Initial claims have remained well above the levels economists believe would indicate strong jobs growth. Many employers remain reluctant to hire because of worries about the pace of the economic recovery.

The market extended its early drop after the National Association of Realtors said the number of buyers who signed contracts to purchase homes fell to a new low in May following a rush of purchases to meet an April 30 tax credit deadline.

The Institute for Supply Management, an industry trade group, said its manufacturing index fell in June but that the sector still appears to be growing. The drop from May was steeper than analysts had expected.
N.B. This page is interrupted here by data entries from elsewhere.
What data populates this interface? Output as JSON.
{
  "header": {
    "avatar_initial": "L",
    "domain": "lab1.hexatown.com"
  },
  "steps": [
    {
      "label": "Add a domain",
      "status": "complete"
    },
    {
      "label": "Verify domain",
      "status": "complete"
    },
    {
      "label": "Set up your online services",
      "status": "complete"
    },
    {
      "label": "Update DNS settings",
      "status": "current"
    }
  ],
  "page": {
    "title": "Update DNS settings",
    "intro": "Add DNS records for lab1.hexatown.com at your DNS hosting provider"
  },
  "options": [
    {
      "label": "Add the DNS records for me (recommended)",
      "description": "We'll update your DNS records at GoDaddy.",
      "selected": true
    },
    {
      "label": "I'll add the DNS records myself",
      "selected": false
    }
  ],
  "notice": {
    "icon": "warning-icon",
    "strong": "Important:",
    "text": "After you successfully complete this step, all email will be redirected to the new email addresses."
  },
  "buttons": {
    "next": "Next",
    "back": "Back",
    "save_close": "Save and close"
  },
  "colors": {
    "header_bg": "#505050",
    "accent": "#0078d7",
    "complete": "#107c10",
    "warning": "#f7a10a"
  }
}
John Canally, economist at LPL Financial in Boston, said traders were so scarred by the market's crash in 2008-09 that they see a slowdown as a sign that the economy is going to falter again rather than just slow as the recovery continues.

"You see this almost every time 12-15 months after the end of a recession. You hit sort of a soft spot," Cannaly said.

In late morning trading, the Dow fell 119.48, or 1.2 percent, to 9,654.54. The broader Standard & Poor's 500 index fell 15.92, or 1.5 percent, to 1,014.79, and the Nasdaq composite index fell 34.52, or 1.6 percent, to 2,074.72.

The Dow fell 10 percent for the April-June quarter, while the S&P 500 index fell 11.9 percent.

With the market so unsettled, investors are giving up potential big gains in stocks and opting for the smaller but safer gains that can be made in bonds.

The yield on the benchmark 10-year Treasury note, which moves opposite its price, fell to 2.89 percent from 2.94 percent late Wednesday. Its yield fell below 3 percent this week for the first time in more than a year, a sign bond investors are concerned the economy could slip back into recession.

About five stocks fell for every one that rose on the New York Stock Exchange, where volume came to 477 million shares compared with 338 million traded at the same point Wednesday.

The Russell 2000 index of smaller companies fell 15.93, or 2.6 percent, to 593.56.

Overseas, Britain's FTSE 100 dropped 2.4 percent, Germany's DAX index fell 2 percent, and France's CAC-40 lost 3.4 percent. Japan's Nikkei stock average fell 2 percent.